The modular smartphone behind GOOGLE PROJECT ARA could revolutionize the market , in any case, it is one of the most exciting projects in the near future. Here you will find all your future information and rumors about the ambitious undertaking. Project Ara proposes that you buy a modular design instead. When one part gets old or a better version appears, you’d just swap the old component for a new one. It sounds great, but will it work?
IDEA BEHIND PROJECT ARA
The idea behind Project Ara is simple enough, although Google doesn’t do it any favours by describing it as “a development effort to create a modular hardware ecosystem”. It takes a smartphone and breaks it down into LEGO-style blocks, and those blocks are attached to each other and to a metal base plate using magnets. The base plate is shaped with block-sized slots to make assembly easier and to help reinforce the overall structure.
PROJECT ARA FEATURES
Lack of built-in obsolescence is a major selling point here. If you’ve ever binned a perfectly good phone because you wanted better battery life, a better camera sensor or a better mobile data experience you’ll know that in many cases you’re sacrificing perfectly good components for the one or two extra features you want. With a Project Ara phone you’d be able to replace just the bits you want to replace. You wouldn’t even have to turn your phone off. It’d save you money, save the environment, make people find you even more sexually attractive… you get the idea. In the long term you might even be able to 3D-print the components to make a smartphone that’s completely and utterly unique.
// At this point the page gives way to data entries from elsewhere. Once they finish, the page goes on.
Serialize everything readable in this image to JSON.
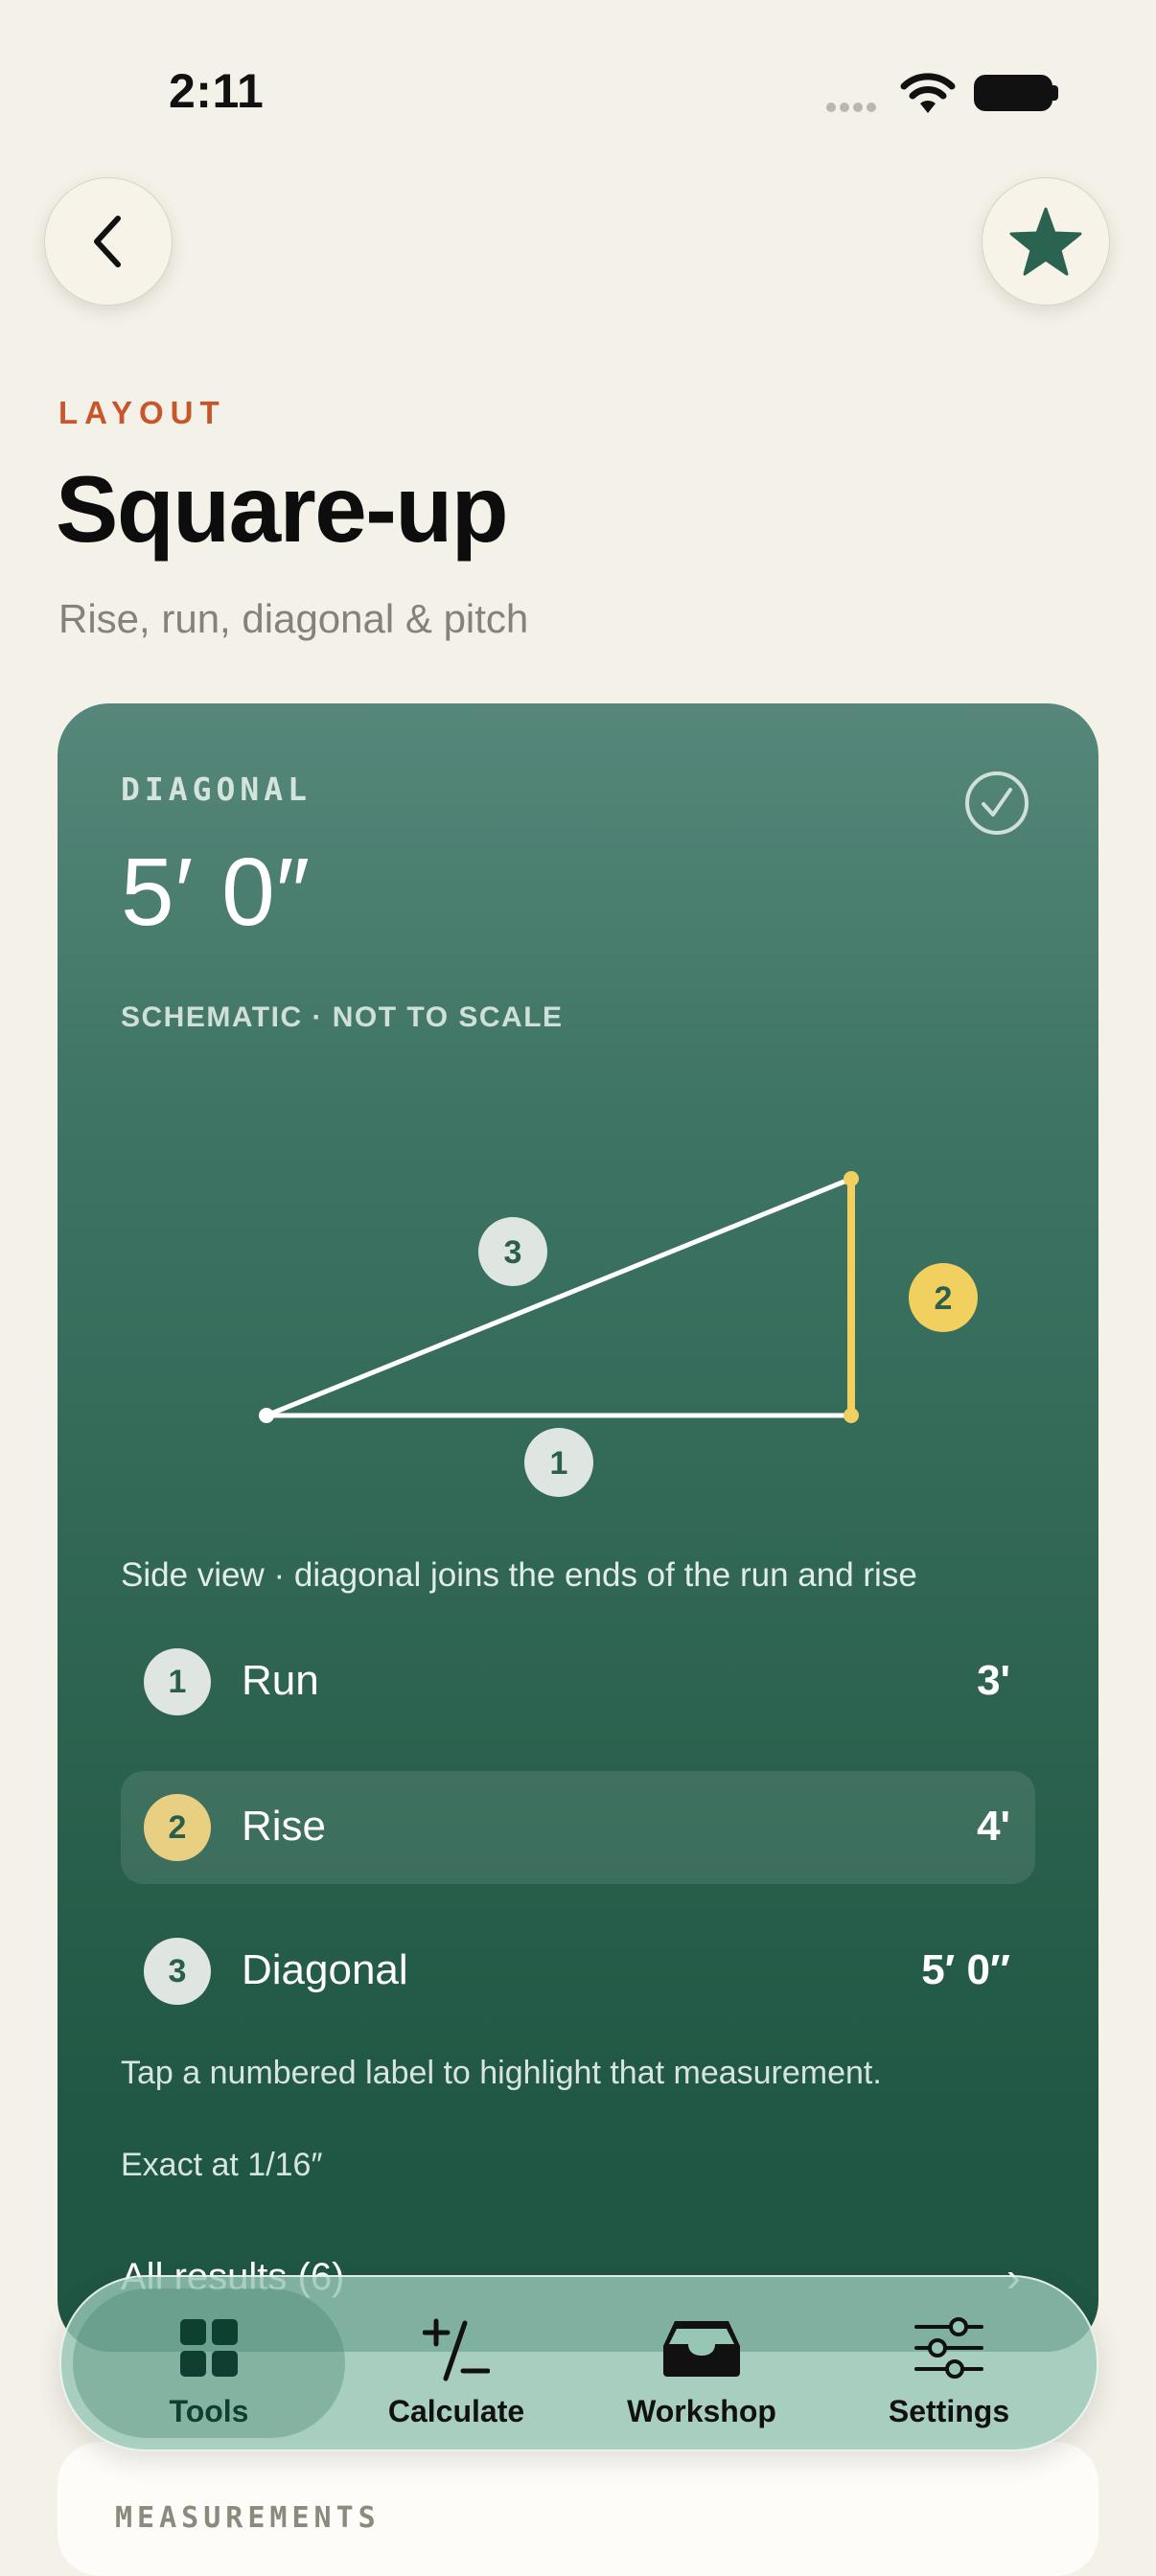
{
  "status_bar": {
    "time": "2:11"
  },
  "header": {
    "eyebrow": "LAYOUT",
    "title": "Square-up",
    "subtitle": "Rise, run, diagonal & pitch"
  },
  "result_card": {
    "label": "DIAGONAL",
    "value": "5′ 0″",
    "schematic_note": "SCHEMATIC · NOT TO SCALE",
    "diagram_badges": {
      "run": "1",
      "rise": "2",
      "diagonal": "3"
    },
    "caption": "Side view · diagonal joins the ends of the run and rise",
    "rows": [
      {
        "number": "1",
        "label": "Run",
        "value": "3'"
      },
      {
        "number": "2",
        "label": "Rise",
        "value": "4'"
      },
      {
        "number": "3",
        "label": "Diagonal",
        "value": "5′ 0″"
      }
    ],
    "hint": "Tap a numbered label to highlight that measurement.",
    "precision": "Exact at 1/16″",
    "all_results": "All results (6)"
  },
  "tabs": [
    {
      "label": "Tools",
      "icon": "grid-icon",
      "active": true
    },
    {
      "label": "Calculate",
      "icon": "plus-minus-icon",
      "active": false
    },
    {
      "label": "Workshop",
      "icon": "tray-icon",
      "active": false
    },
    {
      "label": "Settings",
      "icon": "sliders-icon",
      "active": false
    }
  ],
  "measurements_section": {
    "label": "MEASUREMENTS"
  },
  "colors": {
    "accent_orange": "#c8562d",
    "card_green": "#2f6552",
    "highlight_yellow": "#f2d060"
  }
}
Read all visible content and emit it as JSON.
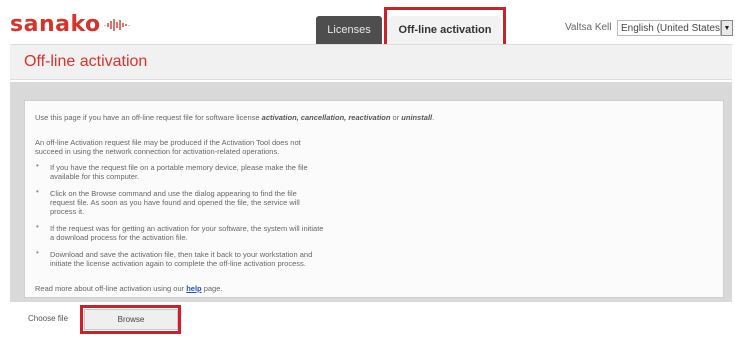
{
  "header": {
    "logo_text": "sanako",
    "tabs": [
      {
        "label": "Licenses"
      },
      {
        "label": "Off-line activation"
      }
    ],
    "user_name": "Valtsa Kell",
    "language": "English (United States)"
  },
  "page_title": "Off-line activation",
  "content": {
    "intro_prefix": "Use this page if you have an off-line request file for software license ",
    "intro_terms": "activation, cancellation, reactivation",
    "intro_or": " or ",
    "intro_last": "uninstall",
    "intro_end": ".",
    "note_line1": "An off-line Activation request file may be produced if the Activation Tool does not",
    "note_line2": "succeed in using the network connection for activation-related operations.",
    "bullets": [
      {
        "lines": [
          "If you have the request file on a portable memory device, please make the file",
          "available for this computer."
        ]
      },
      {
        "lines": [
          "Click on the Browse command and use the dialog appearing to find the file",
          "request file. As soon as you have found and opened the file, the service will",
          "process it."
        ]
      },
      {
        "lines": [
          "If the request was for getting an activation for your software, the system will initiate",
          "a download process for the activation file."
        ]
      },
      {
        "lines": [
          "Download and save the activation file, then take it back to your workstation and",
          "initiate the license activation again to complete the off-line activation process."
        ]
      }
    ],
    "read_more_prefix": "Read more about off-line activation using our ",
    "read_more_link": "help",
    "read_more_suffix": " page."
  },
  "choose_file": {
    "label": "Choose file",
    "button_label": "Browse"
  },
  "colors": {
    "brand": "#d6342b",
    "highlight": "#d11f2a",
    "tab_dark": "#4e4e4e"
  }
}
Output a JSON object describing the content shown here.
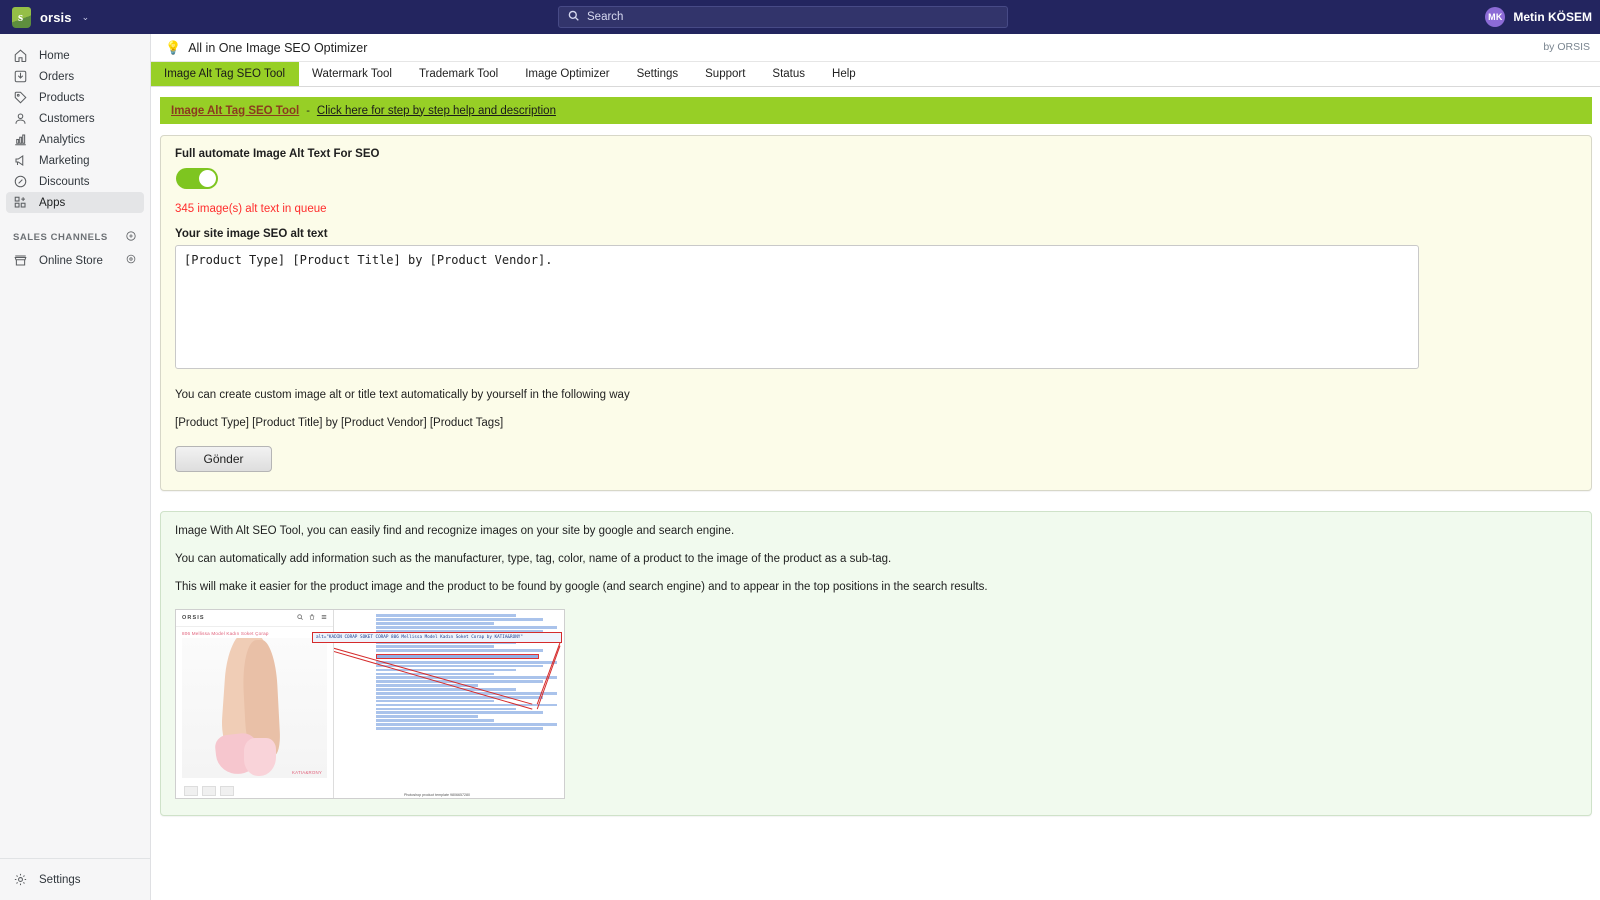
{
  "topbar": {
    "store_name": "orsis",
    "chevron": "⌄",
    "search_placeholder": "Search",
    "search_icon": "search-icon",
    "user_initials": "MK",
    "user_name": "Metin KÖSEM"
  },
  "sidebar": {
    "items": [
      {
        "label": "Home",
        "icon": "home-icon"
      },
      {
        "label": "Orders",
        "icon": "orders-icon"
      },
      {
        "label": "Products",
        "icon": "tag-icon"
      },
      {
        "label": "Customers",
        "icon": "person-icon"
      },
      {
        "label": "Analytics",
        "icon": "chart-icon"
      },
      {
        "label": "Marketing",
        "icon": "megaphone-icon"
      },
      {
        "label": "Discounts",
        "icon": "discount-icon"
      },
      {
        "label": "Apps",
        "icon": "apps-icon"
      }
    ],
    "active_item": "Apps",
    "section_title": "SALES CHANNELS",
    "add_channel_icon": "plus-circle-icon",
    "channels": [
      {
        "label": "Online Store",
        "icon": "storefront-icon",
        "action_icon": "view-icon"
      }
    ],
    "bottom": {
      "label": "Settings",
      "icon": "gear-icon"
    }
  },
  "app": {
    "icon": "lightbulb-icon",
    "title": "All in One Image SEO Optimizer",
    "by_brand": "by ORSIS",
    "tabs": [
      {
        "label": "Image Alt Tag SEO Tool",
        "active": true
      },
      {
        "label": "Watermark Tool",
        "active": false
      },
      {
        "label": "Trademark Tool",
        "active": false
      },
      {
        "label": "Image Optimizer",
        "active": false
      },
      {
        "label": "Settings",
        "active": false
      },
      {
        "label": "Support",
        "active": false
      },
      {
        "label": "Status",
        "active": false
      },
      {
        "label": "Help",
        "active": false
      }
    ]
  },
  "banner": {
    "title": "Image Alt Tag SEO Tool",
    "separator": "-",
    "link": "Click here for step by step help and description"
  },
  "form": {
    "automate_label": "Full automate Image Alt Text For SEO",
    "toggle_state": "on",
    "queue_text": "345 image(s) alt text in queue",
    "queue_color": "#ff2d2d",
    "alt_text_label": "Your site image SEO alt text",
    "alt_text_value": "[Product Type] [Product Title] by [Product Vendor].",
    "help_line_1": "You can create custom image alt or title text automatically by yourself in the following way",
    "help_line_2": "[Product Type] [Product Title] by [Product Vendor] [Product Tags]",
    "submit_label": "Gönder"
  },
  "info": {
    "line_1": "Image With Alt SEO Tool, you can easily find and recognize images on your site by google and search engine.",
    "line_2": "You can automatically add information such as the manufacturer, type, tag, color, name of a product to the image of the product as a sub-tag.",
    "line_3": "This will make it easier for the product image and the product to be found by google (and search engine) and to appear in the top positions in the search results.",
    "illustration": {
      "store_logo": "ORSIS",
      "store_icons": [
        "search-icon",
        "bag-icon",
        "menu-icon"
      ],
      "product_title": "806 Mellissa Model Kadın Soket Çorap",
      "watermark": "KATIA&RONY",
      "callout_code": "alt=\"KADIN CORAP SOKET CORAP 806 Mellissa Model Kadın Soket Corap by KATIA&RONY\"",
      "source_footer": "Photoshop product template 9806657280"
    }
  },
  "colors": {
    "accent_green": "#97cf26",
    "toggle_green": "#7ec520",
    "topbar_navy": "#23255f",
    "card_cream": "#fcfce9",
    "card_mint": "#f1faee",
    "alert_red": "#ff2d2d"
  }
}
Another key selling point is repairability. If something goes wrong with the innards of your smartphone it’s often new-device time; with an Ara device you’d just replace the broken bit and keep on computing. That helps cut down on unnecessary electronic waste too.
IS PROJECT ARA VAPOURWARE
Maybe. Early coverage suggested that Ara could be as big a deal as Google Glass, but of course so far Google Glass hasn’t been that big a deal. The main areas of concern are weight and bulk – by its very nature an Ara device can’t possibly be as slim as today’s all-in-one smartphones – and whether the cost of buying multiple components means that an Ara phone would end up costing more than an off-the-shelf one, which would seriously ruin its sales. There are potential compatibility issues and performance concerns too. Remember the good old days of Windows PCs with their endless device driver problems and hardware conflicts? Exactly.
Project Ara has often been compared to the idea of building your own PC: instead of buying a device that isn’t quite perfect, if you go down the DIY route you can end up saving money and making a machine that fits your needs perfectly. That’s true, but if you look at the sales figures most people are perfectly happy with a good-looking laptop.
RESONS FOR EXCITEMENT
If it delivers on its promises you could see the equivalent of the Google Play Store for smartphone hardware as well as apps. A phone that never becomes obsolete, that doesn’t require really expensive replacements every year or two and that can be repaired for pennies is a great idea, and the customization options are effectively limitless. If you want a device that’s truly your own, Ara promises to be the ultimate way of creating it.
That said, if Project Ara was Android we’d still be in the days of Android Astro Boy, Bender and R2-D2: a system with lots of potential that isn’t remotely ready for prime time. It arguably took Android four years to really hit its stride (with Ice Cream Sandwich, AKA Android 4.0), and getting the hardware equivalent right might take even longer. If Ara works it could revolutionize mobile computing. It just probably won’t do it in 2015.